From the Tools menu, select Adjust Size. A slip appears with several options. You can apply a set of pre-determined dimensions to your image, including (in pixels):
- 320 x 240
- 640 x 480
- 800 x 600
- 1024 x 768
- 1280 x 1024
- 1280 x 720
- 1920 x 1080
You can also create custom dimensions across pixels, percent, inches, cm, mm or points. Finally, you can change the resolution (pixels/inch or pixels/cm), scale proportionally and resample the image.
Click the Select tool in the toolbar and choose Rectangular Selection. The cursor turns into crosshairs. Click and drag to highlight the section you’d like to crop. Finally, select Crop from the tools menu (or hit Command-K).
There are many other options in that Select tool, including an elliptical selection tool, a lasso and a “smart lasso.”
Change file type
From the Save As slip, you can convert your image into any of the following formats:
- Microsoft BMP
- Microsoft Icon
At TUAW, I typically use JPG. A slider lets you adjust the final quality or compression (where appropriate) and displays the resulting image’s size.
There’s a lot more to this great piece of software. For example, you can annotate a PDF file by selecting Annotate from the Tools menu or clicking the Annotate toolbar item. This will let you add shapes, text and Sticky Note-like notes.

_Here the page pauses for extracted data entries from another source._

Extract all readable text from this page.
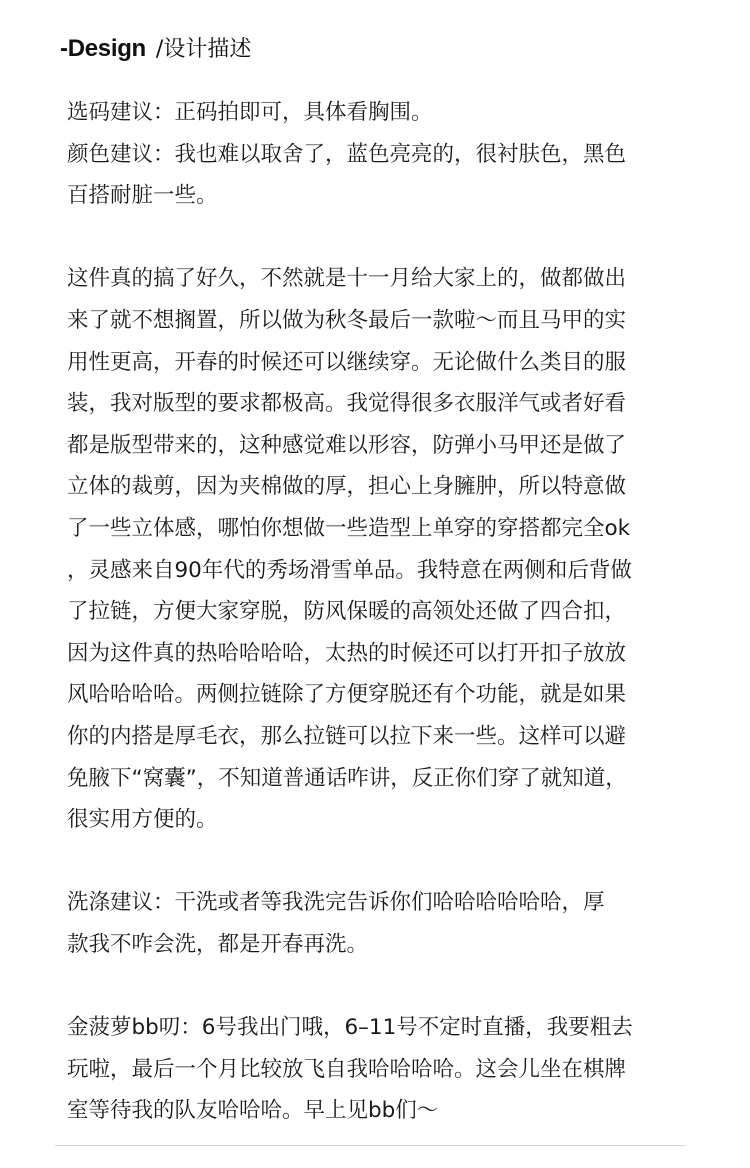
-Design /设计描述
选码建议：正码拍即可，具体看胸围。
颜色建议：我也难以取舍了，蓝色亮亮的，很衬肤色，黑色
百搭耐脏一些。
这件真的搞了好久，不然就是十一月给大家上的，做都做出
来了就不想搁置，所以做为秋冬最后一款啦～而且马甲的实
用性更高，开春的时候还可以继续穿。无论做什么类目的服
装，我对版型的要求都极高。我觉得很多衣服洋气或者好看
都是版型带来的，这种感觉难以形容，防弹小马甲还是做了
立体的裁剪，因为夹棉做的厚，担心上身臃肿，所以特意做
了一些立体感，哪怕你想做一些造型上单穿的穿搭都完全ok
，灵感来自90年代的秀场滑雪单品。我特意在两侧和后背做
了拉链，方便大家穿脱，防风保暖的高领处还做了四合扣，
因为这件真的热哈哈哈哈，太热的时候还可以打开扣子放放
风哈哈哈哈。两侧拉链除了方便穿脱还有个功能，就是如果
你的内搭是厚毛衣，那么拉链可以拉下来一些。这样可以避
免腋下“窝囊”，不知道普通话咋讲，反正你们穿了就知道，
很实用方便的。
洗涤建议：干洗或者等我洗完告诉你们哈哈哈哈哈哈，厚
款我不咋会洗，都是开春再洗。
金菠萝bb叨：6号我出门哦，6–11号不定时直播，我要粗去
玩啦，最后一个月比较放飞自我哈哈哈哈。这会儿坐在棋牌
室等待我的队友哈哈哈。早上见bb们～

The color adjustment menu is extremely useful. Use it to adjust an image’s exposure, contrast, saturation, temperature, tint and sharpness, or add sepia.
Finally, the Inspector provides a wealth of information at a glance, like creation and modification dates, DPI, dimensions, resolution and more.
Of course, it can’t compare to the apps I mentioned at the beginning of this post. You can’t work in layers, for example. But don’t dismiss Preview as a mere PDF reader. It’s one of the many useful tools that comes with every Mac. With a little exploration, you’ll find that it’s more powerful than you thought, and maybe all you need.